Ancora vivi! È sera in Italia quando le agenzie battono la notizia del ritrovamento dei dodici ragazzi thailandesi dispersi dal 23 giugno scorso quando, dopo il consueto allenamento di calcio, si erano avventurati con il loro allenatore nella grotta di Tham Luang. Il clima avverso e le forti piogge monsoniche li avevano isolati da tutto, apparentemente bloccati per sempre.



Ancora vivi! La novità si diffonde rapidamente, trasformando la disperazione dei genitori in gratitudine e la determinazione dei soccorritori in commozione. La grotta, i dodici ragazzi, il loro maestro, la passione del calcio: tutto in questa storia sembra essere simbolico di una giovinezza su cui in tanti si interrogano e a cui tanti guardano.
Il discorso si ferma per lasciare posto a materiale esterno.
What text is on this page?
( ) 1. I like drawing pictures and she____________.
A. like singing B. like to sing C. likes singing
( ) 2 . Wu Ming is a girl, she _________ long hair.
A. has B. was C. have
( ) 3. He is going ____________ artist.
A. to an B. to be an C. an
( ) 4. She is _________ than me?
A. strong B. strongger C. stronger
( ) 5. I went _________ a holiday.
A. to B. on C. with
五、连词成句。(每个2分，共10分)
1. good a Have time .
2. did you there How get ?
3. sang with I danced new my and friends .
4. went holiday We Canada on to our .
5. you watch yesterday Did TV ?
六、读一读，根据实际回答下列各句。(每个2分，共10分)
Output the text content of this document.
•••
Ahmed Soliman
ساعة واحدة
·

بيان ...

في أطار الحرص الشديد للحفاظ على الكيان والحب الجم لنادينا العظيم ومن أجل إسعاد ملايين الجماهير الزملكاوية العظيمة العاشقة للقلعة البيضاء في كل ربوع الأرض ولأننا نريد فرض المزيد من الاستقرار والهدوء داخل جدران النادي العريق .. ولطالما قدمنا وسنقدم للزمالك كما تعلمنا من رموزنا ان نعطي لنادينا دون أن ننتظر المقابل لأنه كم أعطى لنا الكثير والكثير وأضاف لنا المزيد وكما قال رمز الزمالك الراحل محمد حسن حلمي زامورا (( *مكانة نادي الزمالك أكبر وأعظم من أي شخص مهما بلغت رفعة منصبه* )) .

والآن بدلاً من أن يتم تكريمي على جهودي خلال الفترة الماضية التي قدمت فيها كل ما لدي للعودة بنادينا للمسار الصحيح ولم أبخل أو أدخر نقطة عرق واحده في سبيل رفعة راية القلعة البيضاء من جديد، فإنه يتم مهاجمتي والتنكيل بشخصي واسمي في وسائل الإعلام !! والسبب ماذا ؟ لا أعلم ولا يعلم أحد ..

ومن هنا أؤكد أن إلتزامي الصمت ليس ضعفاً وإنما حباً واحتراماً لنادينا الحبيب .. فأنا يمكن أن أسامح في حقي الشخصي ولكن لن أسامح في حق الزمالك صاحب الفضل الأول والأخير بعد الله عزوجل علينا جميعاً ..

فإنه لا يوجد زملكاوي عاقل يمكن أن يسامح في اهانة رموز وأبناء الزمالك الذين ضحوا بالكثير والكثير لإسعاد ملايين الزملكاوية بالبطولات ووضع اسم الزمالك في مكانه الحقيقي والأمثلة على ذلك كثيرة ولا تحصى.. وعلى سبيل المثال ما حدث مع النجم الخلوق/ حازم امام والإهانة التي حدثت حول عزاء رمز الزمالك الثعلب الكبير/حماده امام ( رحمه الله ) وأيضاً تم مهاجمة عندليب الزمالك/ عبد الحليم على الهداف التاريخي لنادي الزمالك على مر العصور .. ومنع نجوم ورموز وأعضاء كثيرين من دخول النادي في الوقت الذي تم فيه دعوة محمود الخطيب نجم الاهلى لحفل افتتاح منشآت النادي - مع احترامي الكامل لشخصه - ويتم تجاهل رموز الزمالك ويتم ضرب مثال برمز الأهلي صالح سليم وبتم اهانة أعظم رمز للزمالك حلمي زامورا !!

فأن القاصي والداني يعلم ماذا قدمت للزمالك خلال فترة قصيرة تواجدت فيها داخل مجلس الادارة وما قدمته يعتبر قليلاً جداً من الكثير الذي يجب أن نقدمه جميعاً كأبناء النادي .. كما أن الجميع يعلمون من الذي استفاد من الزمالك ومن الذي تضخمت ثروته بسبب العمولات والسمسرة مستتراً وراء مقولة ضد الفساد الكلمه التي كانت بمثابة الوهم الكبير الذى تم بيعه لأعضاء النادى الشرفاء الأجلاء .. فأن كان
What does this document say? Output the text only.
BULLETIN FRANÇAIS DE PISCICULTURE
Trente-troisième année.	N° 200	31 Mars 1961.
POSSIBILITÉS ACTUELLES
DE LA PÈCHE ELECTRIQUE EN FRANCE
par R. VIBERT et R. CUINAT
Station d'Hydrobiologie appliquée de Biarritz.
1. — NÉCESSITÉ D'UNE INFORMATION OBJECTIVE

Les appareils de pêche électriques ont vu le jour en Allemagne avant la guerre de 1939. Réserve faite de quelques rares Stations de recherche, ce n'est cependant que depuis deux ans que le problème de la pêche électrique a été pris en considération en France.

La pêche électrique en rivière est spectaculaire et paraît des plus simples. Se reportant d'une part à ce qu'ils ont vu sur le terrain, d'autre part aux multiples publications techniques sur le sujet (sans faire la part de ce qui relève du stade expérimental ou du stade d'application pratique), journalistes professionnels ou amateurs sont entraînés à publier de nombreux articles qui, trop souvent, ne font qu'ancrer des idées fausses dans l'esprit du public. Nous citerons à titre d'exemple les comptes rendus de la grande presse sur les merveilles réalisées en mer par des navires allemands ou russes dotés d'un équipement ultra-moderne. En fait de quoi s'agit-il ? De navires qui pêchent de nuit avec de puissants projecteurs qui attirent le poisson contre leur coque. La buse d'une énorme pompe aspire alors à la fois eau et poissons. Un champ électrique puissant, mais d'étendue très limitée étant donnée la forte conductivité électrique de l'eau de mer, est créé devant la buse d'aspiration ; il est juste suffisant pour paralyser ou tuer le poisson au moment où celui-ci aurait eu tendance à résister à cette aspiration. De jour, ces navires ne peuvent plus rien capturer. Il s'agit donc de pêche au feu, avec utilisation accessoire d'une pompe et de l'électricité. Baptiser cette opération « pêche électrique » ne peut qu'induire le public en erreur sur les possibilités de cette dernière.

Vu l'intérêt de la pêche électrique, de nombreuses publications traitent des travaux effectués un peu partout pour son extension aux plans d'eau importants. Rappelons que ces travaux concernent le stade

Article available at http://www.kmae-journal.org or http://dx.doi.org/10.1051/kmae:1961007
Ancora vivi! Rappresentanti di una generazione che sembra rimanere prigioniera delle proprie passioni, accompagnata da adulti che non sanno più giudicare le circostanze e ritrovare quindi la strada di casa, il grido che si innalza da quella grotta sembra come un’ultima sorprendente scoperta: sotto i macigni di una libertà innalzata a capriccio, di un mondo che tende a fare dell’essere dispersi l’ultima frontiera di una vita finalmente scevra da vincoli e obblighi, l’umanità non muore del tutto, ma sopravvive. Ed è questa la scoperta che tanti adulti fanno, a volte quasi spiazzati, verso figli, amici o studenti che — già condannati dalle nostre misure — d’improvviso mostrano con parole e gesti di avere dentro tutta una vita ancora da raccontare e da condividere, di portarsi appresso una domanda di bene e di giustizia che ancora non si è stufata di essere posta.



Ancora vivi! È questa la prima consapevolezza da cui ricominciare il rapporto con i più giovani, da cui far partire il Sinodo che la Chiesa di Roma celebrerà in ottobre: non le analisi, non i luoghi comuni, non i goffi tentativi di capire e di interpretare, ma la sorpresa di una vita che c’è ancora, di un’umanità che non soccombe sotto il peso delle nuove ideologie o del nulla diventato sistema, ma che invece lotta, si ostina, spera.

Ancora vivi! Si parla di un gruppetto di ragazzi, si parla di giovani, ma ciascuno sa quanto questa esclamazione vorrebbe fosse la propria, vorrebbe fosse la struggente eco del più sperato e temuto fra tutti i colpi di scena: quello di ritrovare, sotto i segni dell’età o sotto le tracce di una fragilità che troppe volte sembra aver preso il sopravvento, le speranze, i sogni e i desideri della nostra giovinezza. Quasi che quelle domande di dieci, venti o cinquant’anni fa fossero ancora lì, come una promessa mai sopita, come un fuoco pronto di nuovo a divampare.

Quella vita che continua sotto le macerie dunque ci sfida, ci chiede di cambiare prospettiva, punto di vista. Per riuscire a penetrare — direbbe Gaber — nel Mistero grande del cuore dell’uomo. Per riuscire a ritornare, magari in una silenziosa mattina d’estate o in un tramonto di luglio, a dialogare con ciò che siamo. E che, in fondo, non abbiamo mai smesso di essere: uomini ancora vivi in cerca di vita.